In order to improve the radiation pressure modelling, it is crucial to account for the detailed geometry and the thermal radiation of the satellites. The former is achieved by augmenting the high-fidelity geometry model of the Swarm satellites with the thermo-optical properties of the surface materials. The augmented geometry models are then analysed using ray-tracing techniques to account for shadowing and multiple reflections (diffuse and specular), which is not the case for commonly used methods based on panel models. Another important factor which we want to address in this study is the sensitivity of the thermosphere density observations to errors in thermo-optical surface properties, i.e. errors in the coefficients for specular and diffuse reflection, and absorption, which are not accurately known and might change over time due to aging effects of the surface materials.
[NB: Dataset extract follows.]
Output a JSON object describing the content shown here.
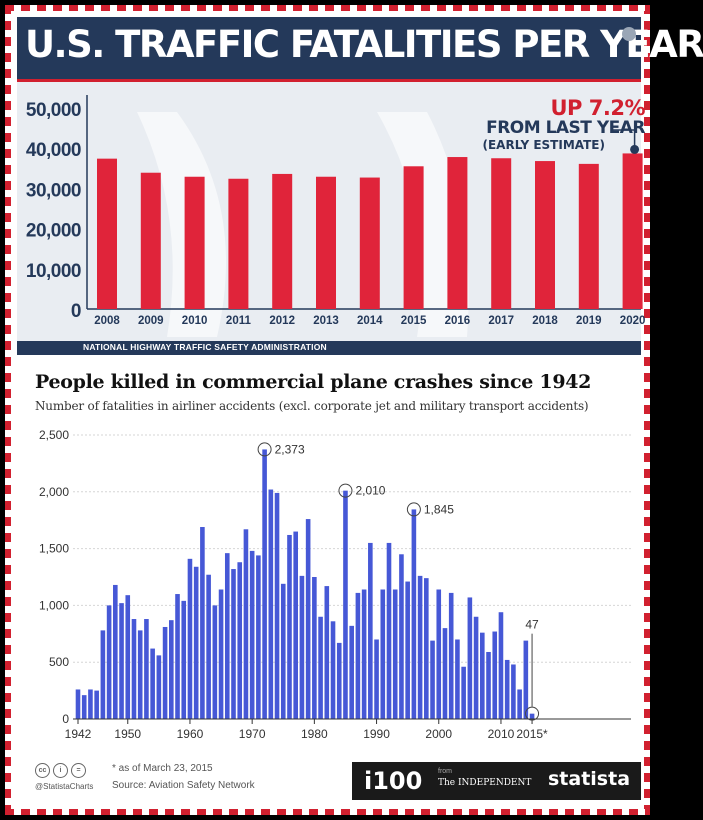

The thermal radiation can be calculated directly using the in-situ measurements from thermistors that monitor the temperature in a number of locations on the outer surfaces of the satellites. Whilst this is expected to give the most accurate results, it also offers the opportunity to optimize a recently developed thermal model of the satellite. The model consists of a set of panels that heat up by absorbing incoming radiation and cool down by emitting radiation. It can be optimized by adjusting its control parameters, which are the heat capacitance of the panels, the thermal conductance towards the inner satellite, and the internal heat generation from the electronics, batteries, etc. Such an optimised thermal model is expected to provide valuable insights for other missions, such as the CHAMP, GRACE, and GRACE-FO missions, for which thermistor measurements are not publicly available. While the positive effect on density observations is most pronounced at higher altitudes, we anticipate that at lower altitudes crosswind observations will benefit.
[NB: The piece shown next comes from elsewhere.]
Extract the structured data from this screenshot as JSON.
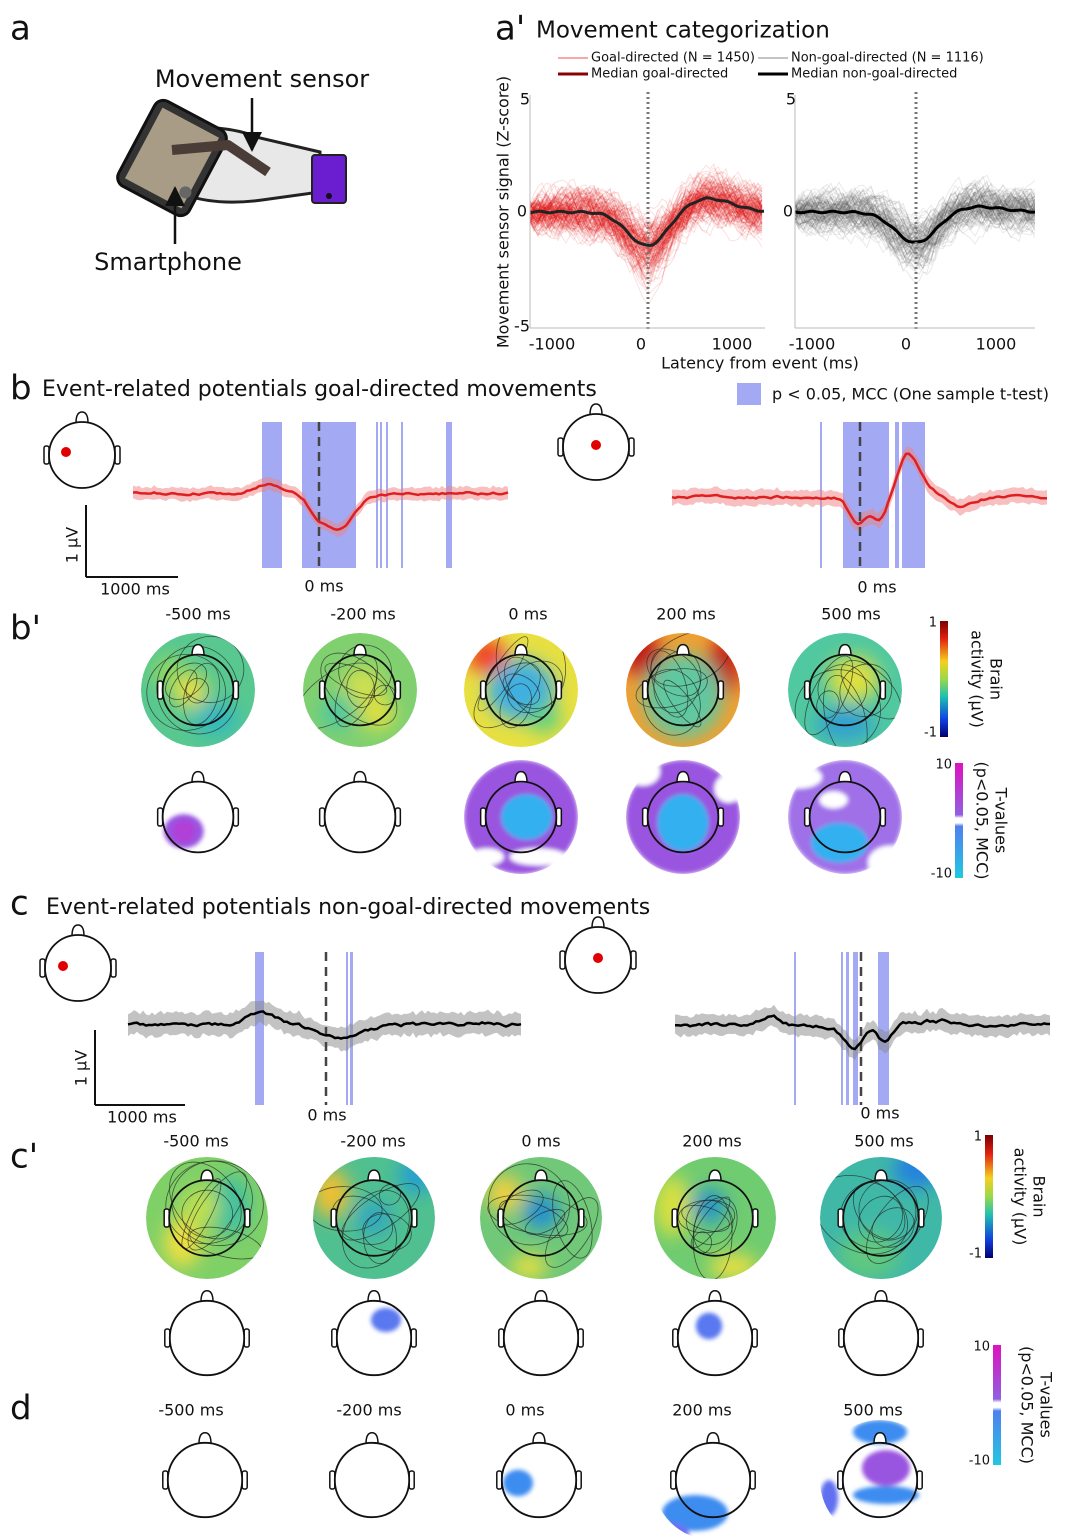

In our presentation, we will show how to improve the radiation pressure modelling by (1) using the detailed geometry model of the Swarm satellites and (2) accounting for the thermal radiation. Further, we will determine the impact of radiation pressure mismodelling on the thermosphere density observations. This analysis could help resolve critical issues such as errors in Swarm B data (manifested by negative density observations), which are currently addressed by providing extra information about the orbit-mean density. Additionally, other missions such as CHAMP, GRACE, and GRACE-FO could benefit from a knowledge transfer, which will make a significant portion of the thermosphere observations more reliable.